Der Münchner ist nicht der einzige, der die Jogginghose inzwischen modischer schneidet und hochwertigere Stoffe verwendet. «Was uns gegenwärtig von den Designern als Jogginghose verkauft wird, kann schlecht als Sportswear bezeichnet werden», urteilte erst vor kurzem die «Cosmopolitan». «Mit diesen «neuen Jogginghosen» kann man einen businesstauglichen Look stylen.»

In der Branche setzt sich unter anderem der Begriff Tracksuit-Hose immer weiter durch, quasi die modische Weiterentwicklung der Jogginghose. Die Materialien sind dabei meist ähnlich der bekannten Sweatpants, Farbe und Details aber eher modisch urban, der Schnitt ist oft weit. So wird zum Beispiel oft auf einen engen Bund an den Knöcheln verzichtet.

Für den Stilexperten Bernhard Roetzel macht es allerdings keinen Unterschied, ob eine Jogginghose aus billigen oder teuren Stoffen hergestellt wird. «Jogginghose ist Jogginghose», sagt Roetzel. Die Meinung zu diesem Kleidungsstück habe sich zwar bei vielen Leuten grundlegend verändert. Aber eigentlich sei sie weiterhin eine Sporthose. «Sie heißt ja Sweatpants, weil man da hineinschwitzt.»

Er könne es zwar verstehen, wenn sich Arbeiter nach einem anstrengenden Tag und einer erfrischenden Dusche in einer Jogginghose auf die Couch legen – im Kern aber sei die Jogginghose auch weiterhin «die stilloseste Hose, die es neben der abgeschnittenen Jeans-Hotpants noch gibt».

Roetzel verweist auf die Jeans, die in den vergangenen Jahrzehnten bereits eine ähnliche Entwicklung durchgemacht habe – aus Sicht des Stilexperten manche Grenze aber nie einreißen wird. «Die Jeans wird viel getragen – aber Prince Charles in Jeans? Das wäre immer komisch.» Die Jogginghose nun zu einer «Designerklamotte» zu erklären, helfe da auch nicht weiter.

Dass die Jogginghose dennoch Stück für Stück im alltäglichen Leben angekommen ist, ohne dabei noch allzu übel aufzufallen, scheint beim Blick etwa in eine Berliner U-Bahn schon sicher. Für Gerd Müller-Thomkins, Geschäftsführer des Deutschen Mode-Instituts, liegt das vor allem an einem allgemeinen Paradigmenwechsel zu weiteren Hosen: «Die Hose sucht das Weite.»

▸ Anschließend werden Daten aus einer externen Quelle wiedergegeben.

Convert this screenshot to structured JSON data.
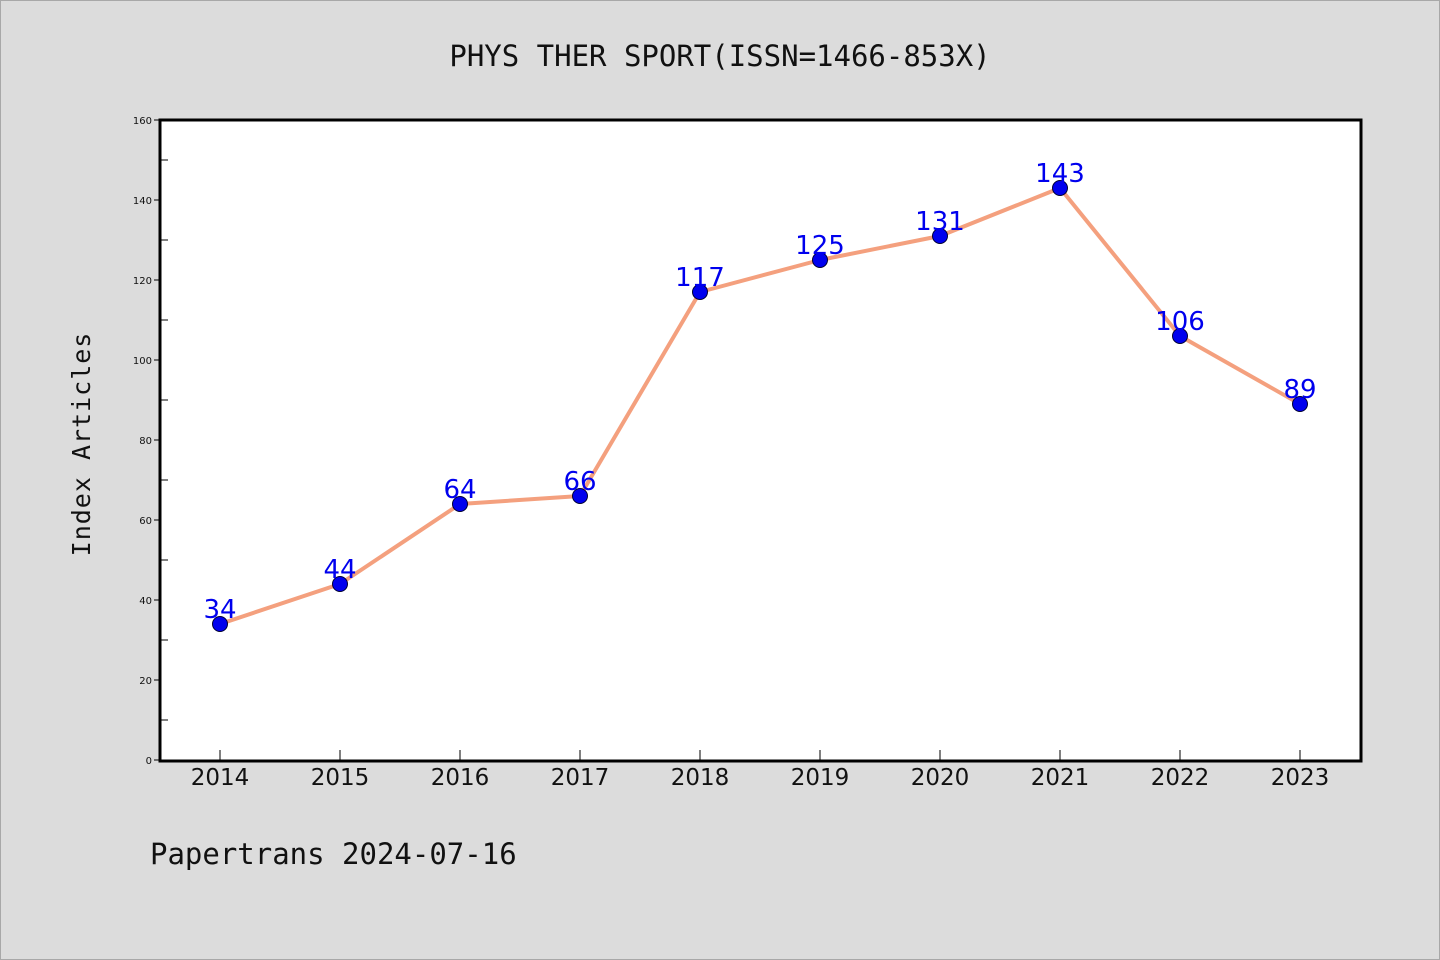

In den zurückliegenden Jahren sei die Jogginghose auch aus dem Rahmen gefallen, weil sie etwa mit den zeitweise sehr angesagten, hautengen Skinny Jeans nichts gemein hatte. Inzwischen näherten sich die Formen der Jogginghosen und der Alltagshosen aber wieder an.

Ob auch Sebastian Kaiser weiterhin als Designer Jogginghose unter die Leute bringt, ist noch unklar. Denn Boulezar ist trotz moderner Schnitte und Verkäufen an Promis geschrumpft, von einstmals zehn auf nur noch drei Mitarbeiter. Die Zahlungsmoral im Einzelhandel sei «extrem schlecht», das Label verpasse sich daher eine kreative Pause, sagt Kaiser. An seiner Produktidee will er aber eigentlich festhalten. Denn er ist überzeugt: «Solche Hosen gab es vorher nirgendwo auf der Welt.»